Eliezer Van Allen, MD
Eliezer Van Allen, MD

A Genomics-Guided Clinical Interpretation and Translational Discovery Engine for Prostate Cancer

Principal Investigators: Eliezer Van Allen, MD (Harvard: Dana Farber Cancer Institute), Nikolaus Schultz, PhD (Memorial Sloan Kettering Cancer Center), Wassim Abida, MD, PhD (Memorial Sloan Kettering Cancer Center), Deborah Schrag, MD, MPH (Harvard: Dana Farber Cancer Institute)

Co-Investigators: Haitham Elmarakeby, PhD (Harvard: Dana Farber Cancer Institute)

Description:

  • Prostate cancer is a highly variable disease, which differs across and even within patients. Understanding the biological and clinical variations and how best to treat individual patients is of great need. The ability to harness and learn from the vast amounts of existing multi-dimensional patient data will enable researchers and clinicians to identify and apply optimal precision medicine treatment strategies for all patients.
  • Eliezer Van Allen and team will develop a prostate cancer patient registry that will capture clinical data (which includes treatments and outcomes), pathology and imaging data, and data on tumor mutations, from over 10,000 patients spanning all stages of disease.
  • The team will develop artificial intelligence algorithms to identify clinical and/or molecular features that predict patient outcomes and responses to treatments. Relationships that are identified between genomic alterations and prostate cancer outcomes will be studied and validated in experimental models.
  • A significant amount of clinical information is included in medical reports in a non-standardized fashion. The team will develop biomedical natural language models that can extract information from medical reports including disease classification, regression, and survival prediction. The team will also build algorithms to read radiographic images and convert this information into standardized data.
  • All of these data will be combined with other patient clinical and molecular data in the registry and used to create a single model that can predict patient outcomes and treatment responses.
  • The team will also develop a digital clinical trials framework and an algorithm that will enable clinicians to match patients to precision medicine clinical trials based on their clinical, genomic, and other features.
  • If successful, this project will develop a rich data resource for the research and clinical community, as well as algorithms to learn from this data and to apply it directly toward making immediate optimal precision medicine treatment decisions for patients with prostate cancer.
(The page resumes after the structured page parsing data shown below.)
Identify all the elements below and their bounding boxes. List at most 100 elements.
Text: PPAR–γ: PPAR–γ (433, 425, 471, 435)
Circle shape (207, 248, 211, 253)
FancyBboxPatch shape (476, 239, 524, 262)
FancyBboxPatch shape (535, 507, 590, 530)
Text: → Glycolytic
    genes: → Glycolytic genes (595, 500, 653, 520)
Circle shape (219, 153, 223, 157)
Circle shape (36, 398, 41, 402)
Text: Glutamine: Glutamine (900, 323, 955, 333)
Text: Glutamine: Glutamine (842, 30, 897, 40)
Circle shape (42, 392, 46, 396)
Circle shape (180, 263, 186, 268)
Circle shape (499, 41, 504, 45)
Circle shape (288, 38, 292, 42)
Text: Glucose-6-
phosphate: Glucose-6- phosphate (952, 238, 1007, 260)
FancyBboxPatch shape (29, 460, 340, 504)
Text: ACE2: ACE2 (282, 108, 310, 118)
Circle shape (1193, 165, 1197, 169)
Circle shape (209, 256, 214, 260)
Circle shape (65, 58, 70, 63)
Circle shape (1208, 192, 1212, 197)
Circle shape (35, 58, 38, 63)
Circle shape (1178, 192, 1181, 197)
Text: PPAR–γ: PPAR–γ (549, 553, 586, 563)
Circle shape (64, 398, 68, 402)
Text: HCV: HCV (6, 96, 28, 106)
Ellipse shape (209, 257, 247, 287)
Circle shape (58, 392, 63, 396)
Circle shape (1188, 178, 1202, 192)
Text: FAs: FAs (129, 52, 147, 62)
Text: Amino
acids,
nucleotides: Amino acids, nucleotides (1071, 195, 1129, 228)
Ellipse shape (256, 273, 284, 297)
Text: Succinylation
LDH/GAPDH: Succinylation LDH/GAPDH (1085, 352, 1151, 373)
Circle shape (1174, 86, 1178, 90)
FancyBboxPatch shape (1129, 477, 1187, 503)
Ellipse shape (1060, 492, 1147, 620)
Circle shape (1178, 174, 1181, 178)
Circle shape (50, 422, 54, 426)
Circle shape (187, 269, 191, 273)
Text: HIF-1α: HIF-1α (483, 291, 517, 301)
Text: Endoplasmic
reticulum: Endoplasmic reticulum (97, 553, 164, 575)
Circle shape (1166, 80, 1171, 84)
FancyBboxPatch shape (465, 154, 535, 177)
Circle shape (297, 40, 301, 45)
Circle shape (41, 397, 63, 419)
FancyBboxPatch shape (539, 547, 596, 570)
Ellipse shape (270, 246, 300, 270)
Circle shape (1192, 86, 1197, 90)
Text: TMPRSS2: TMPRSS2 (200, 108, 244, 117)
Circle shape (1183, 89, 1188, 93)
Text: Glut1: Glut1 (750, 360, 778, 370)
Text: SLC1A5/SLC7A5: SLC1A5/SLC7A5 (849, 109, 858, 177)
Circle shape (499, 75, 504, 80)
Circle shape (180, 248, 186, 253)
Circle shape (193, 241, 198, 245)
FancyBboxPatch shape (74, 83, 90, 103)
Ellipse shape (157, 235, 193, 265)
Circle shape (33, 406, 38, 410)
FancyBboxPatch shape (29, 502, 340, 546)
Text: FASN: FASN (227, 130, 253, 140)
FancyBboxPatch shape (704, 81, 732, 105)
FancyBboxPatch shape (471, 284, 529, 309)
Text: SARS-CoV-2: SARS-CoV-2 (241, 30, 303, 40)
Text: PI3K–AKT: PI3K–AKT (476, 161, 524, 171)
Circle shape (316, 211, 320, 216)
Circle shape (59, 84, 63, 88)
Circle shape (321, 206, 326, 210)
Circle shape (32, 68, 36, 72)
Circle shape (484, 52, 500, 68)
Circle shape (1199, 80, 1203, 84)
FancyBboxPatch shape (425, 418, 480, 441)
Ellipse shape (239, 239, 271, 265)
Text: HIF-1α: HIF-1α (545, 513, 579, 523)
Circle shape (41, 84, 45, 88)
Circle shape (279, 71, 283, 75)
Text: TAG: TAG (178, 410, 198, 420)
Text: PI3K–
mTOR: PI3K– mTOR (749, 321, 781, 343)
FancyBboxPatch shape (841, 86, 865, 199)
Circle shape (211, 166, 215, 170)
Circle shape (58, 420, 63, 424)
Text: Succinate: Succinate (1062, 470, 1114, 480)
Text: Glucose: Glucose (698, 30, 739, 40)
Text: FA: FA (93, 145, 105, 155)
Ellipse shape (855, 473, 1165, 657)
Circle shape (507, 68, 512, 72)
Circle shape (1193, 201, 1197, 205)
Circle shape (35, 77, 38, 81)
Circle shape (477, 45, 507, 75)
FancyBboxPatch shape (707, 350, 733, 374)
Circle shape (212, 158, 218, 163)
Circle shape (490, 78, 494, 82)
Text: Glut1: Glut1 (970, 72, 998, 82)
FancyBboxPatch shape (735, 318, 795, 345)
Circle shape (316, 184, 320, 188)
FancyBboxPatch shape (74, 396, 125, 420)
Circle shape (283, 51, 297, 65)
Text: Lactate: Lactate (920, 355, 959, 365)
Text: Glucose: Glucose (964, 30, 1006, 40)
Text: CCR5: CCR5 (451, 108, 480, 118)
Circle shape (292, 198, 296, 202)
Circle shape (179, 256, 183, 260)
What this means to patients: Precision medicine is an emergent clinical approach in which patients’ treatment plans are made based on their unique personal and tumor features. Dr. Van Allen and team will develop a prostate cancer registry that contains multi-dimensional patient data, and create algorithms that can predict patient outcomes. The team will also build a digital resource to match patients with optimal precision medicine clinical trials. This project will significantly accelerate precision medicine for all men with prostate cancer.